El espectáculo circense es itinerante y abarca un gran abanico de artistas: payasos, domadores, trapecistas, magos, acróbatas, traga fuegos, equilibristas y un largo etcétera.

Durante mucho tiempo fue un espectáculo familiar por excelencia, en el que los niños sobretodo, se divertían a mansalva, precursor del cine y que con el paso del tiempo ha ido perdiendo influencia.

La compañía canadiense Cirque du Soleil creó escuela hace unos años al cambiar el concepto clásico y dotar de elementos artísticos diferentes al espectáculo (danza, música).

El estreno de “Cirque du Soleil: mundos lejanos” me lleva a evocar toda una serie de películas en las que el circo se convierte en protagonista.

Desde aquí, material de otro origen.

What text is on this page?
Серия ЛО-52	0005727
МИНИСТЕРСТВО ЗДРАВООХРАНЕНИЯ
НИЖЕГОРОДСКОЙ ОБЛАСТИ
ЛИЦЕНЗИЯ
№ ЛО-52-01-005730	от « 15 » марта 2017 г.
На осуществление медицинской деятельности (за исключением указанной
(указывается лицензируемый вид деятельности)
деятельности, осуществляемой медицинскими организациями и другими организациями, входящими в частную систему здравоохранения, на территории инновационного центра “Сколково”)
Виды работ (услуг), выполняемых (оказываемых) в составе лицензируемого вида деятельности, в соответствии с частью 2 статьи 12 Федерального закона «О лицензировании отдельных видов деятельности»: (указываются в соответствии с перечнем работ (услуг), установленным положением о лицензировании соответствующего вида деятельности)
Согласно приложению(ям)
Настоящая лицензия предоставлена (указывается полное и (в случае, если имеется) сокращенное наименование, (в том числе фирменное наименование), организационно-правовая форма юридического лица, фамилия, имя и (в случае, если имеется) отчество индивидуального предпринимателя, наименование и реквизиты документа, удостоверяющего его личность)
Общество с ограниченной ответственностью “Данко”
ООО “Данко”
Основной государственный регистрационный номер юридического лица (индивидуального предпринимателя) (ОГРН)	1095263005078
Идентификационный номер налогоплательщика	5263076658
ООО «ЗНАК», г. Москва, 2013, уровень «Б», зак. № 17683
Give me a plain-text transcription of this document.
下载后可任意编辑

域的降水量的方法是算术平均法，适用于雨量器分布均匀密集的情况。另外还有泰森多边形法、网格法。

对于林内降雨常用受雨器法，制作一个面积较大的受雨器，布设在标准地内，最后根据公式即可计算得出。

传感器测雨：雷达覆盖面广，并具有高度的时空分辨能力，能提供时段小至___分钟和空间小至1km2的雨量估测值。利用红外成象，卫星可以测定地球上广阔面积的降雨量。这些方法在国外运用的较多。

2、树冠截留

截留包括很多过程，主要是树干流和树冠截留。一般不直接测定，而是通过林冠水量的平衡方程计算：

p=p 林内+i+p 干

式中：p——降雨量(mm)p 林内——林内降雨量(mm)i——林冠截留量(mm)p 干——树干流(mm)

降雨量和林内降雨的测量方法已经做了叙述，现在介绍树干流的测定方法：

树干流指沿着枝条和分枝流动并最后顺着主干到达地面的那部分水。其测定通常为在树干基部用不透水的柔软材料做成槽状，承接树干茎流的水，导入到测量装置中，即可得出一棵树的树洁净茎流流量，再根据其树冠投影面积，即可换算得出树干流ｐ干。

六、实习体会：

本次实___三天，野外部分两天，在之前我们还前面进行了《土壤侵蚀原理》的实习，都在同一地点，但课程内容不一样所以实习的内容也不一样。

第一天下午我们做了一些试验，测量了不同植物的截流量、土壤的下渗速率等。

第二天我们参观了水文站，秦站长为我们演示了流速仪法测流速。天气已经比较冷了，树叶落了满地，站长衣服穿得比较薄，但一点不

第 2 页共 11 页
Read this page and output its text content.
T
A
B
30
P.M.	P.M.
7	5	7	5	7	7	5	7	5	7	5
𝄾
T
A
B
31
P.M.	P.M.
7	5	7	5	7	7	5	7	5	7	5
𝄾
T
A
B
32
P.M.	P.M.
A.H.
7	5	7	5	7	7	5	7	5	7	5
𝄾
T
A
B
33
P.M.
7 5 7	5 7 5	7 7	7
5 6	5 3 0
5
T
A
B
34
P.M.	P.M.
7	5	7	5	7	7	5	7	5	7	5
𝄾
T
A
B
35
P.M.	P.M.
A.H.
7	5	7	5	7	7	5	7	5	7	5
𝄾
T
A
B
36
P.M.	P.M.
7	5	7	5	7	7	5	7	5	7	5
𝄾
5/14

Fue el gran George Méliès, que provenía precisamente del mundo del circo, ya que había sido ilusionista, el pionero en la materia. Es recordado como el mago del cine.

Charles Chaplin rodó en 1928 la magistral “El Circo”, donde destacaba la ambientación y toda una serie de gags extraordinarios.

Posteriormente el gran Todd Browning nos mostró un universo circense muy diferente, con monstruos, historias de amor y mezcla de humor y terror en la magistral “Freaks (La parada de los monstruos) y en “Garras humanas”.

En tono de comedia los hermanos Marx nos hicieron pasar “Una tarde en el circo”. En tono de aventuras y con John Wayne de protagonista “El fabuloso mundo del circo” nos hizo disfrutar. En una línea similar encontramos “Trapecio”, de Carol Reed, de 1956, donde también había momentos de drama.

Cecil B. de Mille logró dos Oscars con “El mayor espectáculo del mundo“, de 1952.

En el mundo de la animación “Dumbo”, de Disney es probablemente el film más destacado. “Bichos”, de Pixar, tiene una escena sobre el mundo del circo muy lograda.

Con “La Strada”, Federico Fellini logró una gran creación.

Una muestra reciente es “Agua para elefantes”.

El cine español también nos ha llevado a las carpas de circo en títulos como “Había una vez un circo” con los míticos Gaby, Fofó y Miliki, “Zampo y yo”, “Pelusa” o la reciente “Balada triste de trompeta”, de Álex de la Iglesia.

El Circo siempre ha sido muy visitado por el Séptimo Arte, por la Fábrica de Sueños.